Wie geht es weiter? Der Linnemannsche Nachwuchs geht andere Wege. Bis letztes Jahr hatten sie noch einen vielversprechenden Auszubildenden und hofften, das Geschäft an ihn weitergeben zu können. Er entschied sich aber anders. „Wir machen noch ein paar Jahre bis zur Rente“, sagen die beiden. Was danach wird, können sie noch nicht absehen. „Ich habe meinen Beruf immer geliebt“, sagt Linnemann. Es werde seinem Berufsstand aber zunehmend schwer gemacht, vor allem durch immer neue Auflagen, Regeln und Dokumentationen – und dadurch, „dass die EU uns in die Rezepte reinreden will“. So habe sie vor einigen Jahren versucht, die Salzmenge im Brotteig zu reglementieren. Die Kreativität werde dadurch eingeschränkt.

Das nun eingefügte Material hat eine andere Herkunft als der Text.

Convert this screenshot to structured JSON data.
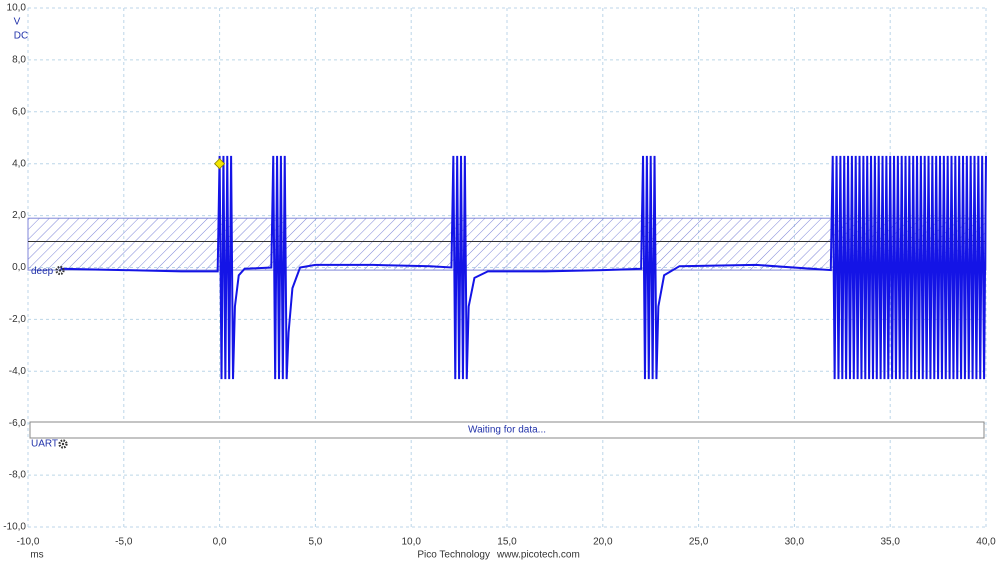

Gefeiert wird groß im Oktober

Das eigentliche Jubiläum feiern sie im Oktober. Dann könnte es vielleicht auch ein besonderes Gebäck zu diesem Anlass geben. Aber bis dahin heißt es erstmal, kleine Brötchen backen: Man will gemeinsam mit den Rüngsdorfern die Coronakrise überstehen. Die Linnemanns sind ihren Kunden dankbar, „dass sie uns wirklich die Stange halten“.